Amina sat down and quickly took control. “Today’s program will focus on gender-based violence,” she said, introducing a radio program to the group who had gathered to listen. “It will teach us about our rights.” Twice a week, these 15 women come together to take part in a “radio listening group”—a scene replicated in more than 60 groups across the region where marginalized women gather to listen to and learn from the radio. To watch these women interact and engage in lively discussion after listening to a program is to see firsthand how the power of information can transform society.

Women gather to take part in the radio listening group. This image is not available under the 4.0 Creative Commons license.
Women gather to take part in the radio listening group.

“This radio is a key that is unlocking our future,” Fatuma, a member of the radio listening group, told me. “It is such an important tool in my life, I cannot live without it.” From listening, women have learned how to access the UWEZO Fund and its resources for women’s economic empowerment. And they have also learned how to get involved in Kenya’s devolved governance structure. “This small gadget called radio has really opened our eyes, to the point now everyone is now calling us ‘Mama Radio,’” explains Kadija, a member of the group.

The literacy rate in Malindi is 68 percent, but the majority of women remain uneducated—due in part to traditional practices, like early marriage, that inhibit their opportunity. The media tends to avoid covering such issues; as a result, many women see little reason to pay attention. In the mainstream media, programming that targets women has typically subscribed to a narrow interpretation of gender issues, focusing on women’s roles as wives, mothers, and homemakers, without addressing their political and economic needs.

The Association of Media Women in Kenya has fostered these listening groups and other kinds of community education, making information accessible to isolated, marginalized communities in northern and coastal region in Kenya. The Ford Foundation has supported this work, as well as the Association’s efforts to create public awareness around key issues affecting women, and to ensure public support for and appreciation of women as leaders.
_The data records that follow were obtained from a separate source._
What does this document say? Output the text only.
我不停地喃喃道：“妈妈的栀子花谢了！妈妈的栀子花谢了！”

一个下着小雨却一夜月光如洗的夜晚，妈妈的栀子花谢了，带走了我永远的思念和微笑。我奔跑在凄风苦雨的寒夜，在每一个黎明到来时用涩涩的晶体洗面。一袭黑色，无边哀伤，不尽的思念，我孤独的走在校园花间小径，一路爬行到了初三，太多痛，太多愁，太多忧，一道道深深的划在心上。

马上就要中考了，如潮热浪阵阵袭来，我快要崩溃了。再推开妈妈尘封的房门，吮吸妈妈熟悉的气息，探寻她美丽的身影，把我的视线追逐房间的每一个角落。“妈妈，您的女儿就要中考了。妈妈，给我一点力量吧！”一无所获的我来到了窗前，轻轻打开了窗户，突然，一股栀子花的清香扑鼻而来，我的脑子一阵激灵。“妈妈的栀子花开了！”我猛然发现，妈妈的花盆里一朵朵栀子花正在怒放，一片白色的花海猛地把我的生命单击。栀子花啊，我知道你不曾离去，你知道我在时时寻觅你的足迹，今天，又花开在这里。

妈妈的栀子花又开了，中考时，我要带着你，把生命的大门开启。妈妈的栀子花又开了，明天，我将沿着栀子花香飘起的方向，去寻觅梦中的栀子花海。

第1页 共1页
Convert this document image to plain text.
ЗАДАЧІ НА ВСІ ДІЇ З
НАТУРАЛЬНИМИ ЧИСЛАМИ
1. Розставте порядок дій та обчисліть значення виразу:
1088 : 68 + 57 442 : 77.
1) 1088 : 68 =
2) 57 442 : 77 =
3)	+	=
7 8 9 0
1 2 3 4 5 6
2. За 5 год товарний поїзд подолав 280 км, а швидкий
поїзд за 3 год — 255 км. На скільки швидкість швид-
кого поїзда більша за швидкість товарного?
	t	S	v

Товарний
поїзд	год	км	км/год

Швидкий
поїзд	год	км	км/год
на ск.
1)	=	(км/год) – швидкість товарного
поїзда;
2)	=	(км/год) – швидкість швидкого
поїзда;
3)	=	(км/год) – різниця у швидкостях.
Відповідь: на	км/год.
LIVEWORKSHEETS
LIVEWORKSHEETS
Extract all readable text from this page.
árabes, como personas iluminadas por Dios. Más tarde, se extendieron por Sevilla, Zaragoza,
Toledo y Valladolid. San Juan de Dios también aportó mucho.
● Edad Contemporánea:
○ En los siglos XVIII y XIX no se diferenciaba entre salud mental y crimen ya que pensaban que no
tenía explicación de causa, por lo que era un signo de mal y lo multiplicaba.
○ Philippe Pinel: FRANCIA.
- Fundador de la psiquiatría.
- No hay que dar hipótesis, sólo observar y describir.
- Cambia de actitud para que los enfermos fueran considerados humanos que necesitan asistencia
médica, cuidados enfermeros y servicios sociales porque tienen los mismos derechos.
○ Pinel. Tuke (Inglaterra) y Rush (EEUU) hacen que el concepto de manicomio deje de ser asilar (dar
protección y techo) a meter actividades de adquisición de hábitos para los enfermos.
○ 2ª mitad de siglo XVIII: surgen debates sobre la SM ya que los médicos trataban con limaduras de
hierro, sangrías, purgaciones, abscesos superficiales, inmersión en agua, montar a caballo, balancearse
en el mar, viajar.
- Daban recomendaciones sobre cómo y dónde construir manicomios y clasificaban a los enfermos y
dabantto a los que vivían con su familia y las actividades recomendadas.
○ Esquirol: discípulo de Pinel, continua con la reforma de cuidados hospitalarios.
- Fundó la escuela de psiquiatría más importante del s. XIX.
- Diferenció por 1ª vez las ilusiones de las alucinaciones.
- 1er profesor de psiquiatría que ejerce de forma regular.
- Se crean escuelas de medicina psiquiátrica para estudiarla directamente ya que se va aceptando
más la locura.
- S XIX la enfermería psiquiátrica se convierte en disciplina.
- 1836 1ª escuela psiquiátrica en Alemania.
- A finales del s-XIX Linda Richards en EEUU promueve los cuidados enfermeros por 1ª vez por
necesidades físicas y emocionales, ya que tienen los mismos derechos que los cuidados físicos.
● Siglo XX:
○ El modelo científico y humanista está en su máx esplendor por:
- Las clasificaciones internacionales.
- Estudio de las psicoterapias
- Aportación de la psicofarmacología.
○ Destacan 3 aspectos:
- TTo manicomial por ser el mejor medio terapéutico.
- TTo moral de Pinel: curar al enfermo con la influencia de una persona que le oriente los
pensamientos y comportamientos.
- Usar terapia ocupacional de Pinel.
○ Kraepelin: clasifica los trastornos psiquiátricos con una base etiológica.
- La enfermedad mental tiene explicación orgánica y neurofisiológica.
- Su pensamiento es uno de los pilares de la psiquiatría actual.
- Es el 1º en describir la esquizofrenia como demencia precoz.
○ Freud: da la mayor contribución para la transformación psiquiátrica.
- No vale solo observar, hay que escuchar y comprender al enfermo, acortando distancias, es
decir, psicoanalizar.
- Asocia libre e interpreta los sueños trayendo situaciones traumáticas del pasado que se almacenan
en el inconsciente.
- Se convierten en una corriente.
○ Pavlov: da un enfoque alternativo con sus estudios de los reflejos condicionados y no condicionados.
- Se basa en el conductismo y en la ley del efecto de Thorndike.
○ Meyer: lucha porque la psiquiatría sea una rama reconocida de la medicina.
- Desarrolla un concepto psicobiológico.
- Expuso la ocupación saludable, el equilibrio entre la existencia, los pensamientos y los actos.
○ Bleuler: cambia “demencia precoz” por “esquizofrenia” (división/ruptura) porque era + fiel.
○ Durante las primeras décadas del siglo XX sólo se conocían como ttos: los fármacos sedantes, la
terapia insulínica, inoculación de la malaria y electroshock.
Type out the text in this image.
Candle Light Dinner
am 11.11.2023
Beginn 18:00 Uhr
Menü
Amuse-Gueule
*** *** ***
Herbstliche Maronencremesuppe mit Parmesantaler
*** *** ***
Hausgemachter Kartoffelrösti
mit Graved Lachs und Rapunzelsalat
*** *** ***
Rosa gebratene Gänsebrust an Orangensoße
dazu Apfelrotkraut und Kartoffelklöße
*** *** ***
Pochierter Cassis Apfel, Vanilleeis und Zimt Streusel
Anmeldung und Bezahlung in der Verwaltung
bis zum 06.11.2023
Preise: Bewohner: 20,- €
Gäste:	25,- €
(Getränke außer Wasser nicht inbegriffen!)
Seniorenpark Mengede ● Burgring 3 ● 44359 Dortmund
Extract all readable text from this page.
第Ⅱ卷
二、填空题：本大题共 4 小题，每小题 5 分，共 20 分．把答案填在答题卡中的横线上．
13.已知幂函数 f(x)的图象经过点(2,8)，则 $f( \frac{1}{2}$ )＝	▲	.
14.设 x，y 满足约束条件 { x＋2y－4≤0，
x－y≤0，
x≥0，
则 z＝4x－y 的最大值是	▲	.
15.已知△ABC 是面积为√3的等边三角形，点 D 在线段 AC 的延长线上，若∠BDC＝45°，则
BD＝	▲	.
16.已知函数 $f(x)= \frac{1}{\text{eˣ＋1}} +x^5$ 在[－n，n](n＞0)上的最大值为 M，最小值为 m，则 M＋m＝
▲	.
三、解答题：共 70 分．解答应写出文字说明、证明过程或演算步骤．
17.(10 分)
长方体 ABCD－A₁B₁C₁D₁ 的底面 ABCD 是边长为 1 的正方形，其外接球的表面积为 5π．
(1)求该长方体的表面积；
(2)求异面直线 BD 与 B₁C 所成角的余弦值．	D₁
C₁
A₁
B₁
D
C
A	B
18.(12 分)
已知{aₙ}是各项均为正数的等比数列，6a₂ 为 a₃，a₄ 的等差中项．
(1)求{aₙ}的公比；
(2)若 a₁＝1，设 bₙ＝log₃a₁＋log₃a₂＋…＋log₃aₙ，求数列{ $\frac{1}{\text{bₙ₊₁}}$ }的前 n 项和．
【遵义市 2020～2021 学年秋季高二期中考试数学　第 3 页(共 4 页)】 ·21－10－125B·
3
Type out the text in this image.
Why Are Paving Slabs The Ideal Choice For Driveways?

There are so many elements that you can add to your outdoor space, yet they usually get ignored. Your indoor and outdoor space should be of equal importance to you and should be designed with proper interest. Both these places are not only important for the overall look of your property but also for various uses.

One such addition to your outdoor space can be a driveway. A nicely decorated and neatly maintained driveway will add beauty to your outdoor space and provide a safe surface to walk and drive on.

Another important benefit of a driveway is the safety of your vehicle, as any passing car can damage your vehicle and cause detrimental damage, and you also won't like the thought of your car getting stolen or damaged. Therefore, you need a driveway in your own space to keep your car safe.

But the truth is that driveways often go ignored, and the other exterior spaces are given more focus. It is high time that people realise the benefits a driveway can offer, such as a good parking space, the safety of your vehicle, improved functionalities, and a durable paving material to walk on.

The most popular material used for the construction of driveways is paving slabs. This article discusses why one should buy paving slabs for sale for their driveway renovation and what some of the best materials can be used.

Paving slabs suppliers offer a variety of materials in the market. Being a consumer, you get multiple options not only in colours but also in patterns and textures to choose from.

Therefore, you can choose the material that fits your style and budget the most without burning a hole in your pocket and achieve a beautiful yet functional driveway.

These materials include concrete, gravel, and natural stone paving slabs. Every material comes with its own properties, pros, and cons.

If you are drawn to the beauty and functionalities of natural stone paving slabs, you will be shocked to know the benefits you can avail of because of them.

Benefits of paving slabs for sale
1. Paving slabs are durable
Recently, a team of Ford Foundation staff returned to Malindi to visit its new, full-fledged digital resource center. Boasting computers and Wi-Fi, the center connects rural women with the information they need to improve their livelihoods and empower themselves. Having grown out of the modest radio listening groups, it has become a true information hub.

Community members use the new digital resource center. This image is unavailable under the 4.0 Creative Commons license.
Community members use the new digital resource center.

Today, more than 150 women regularly come to the center to listen to the radio and take part in public debates. The center has enabled the women to access information about important issues and much-needed government services. After being trained to use the center’s computers, the women are now learning how to use online marketing and social media to expand the market for their handcrafted products, including sandals and baskets. Extending computer training to the public provides them with another opportunity to generate income.

Through the center, local women of all ages are finding it easier to overcome traditional barriers to expression and opportunity. They are speaking up and embracing newer communication technologies, such as text messaging, that help them engage, participate, and hold their governments accountable. “We have become powerful to the point that no bills can be passed through the County Assembly without us being consulted,” one woman says.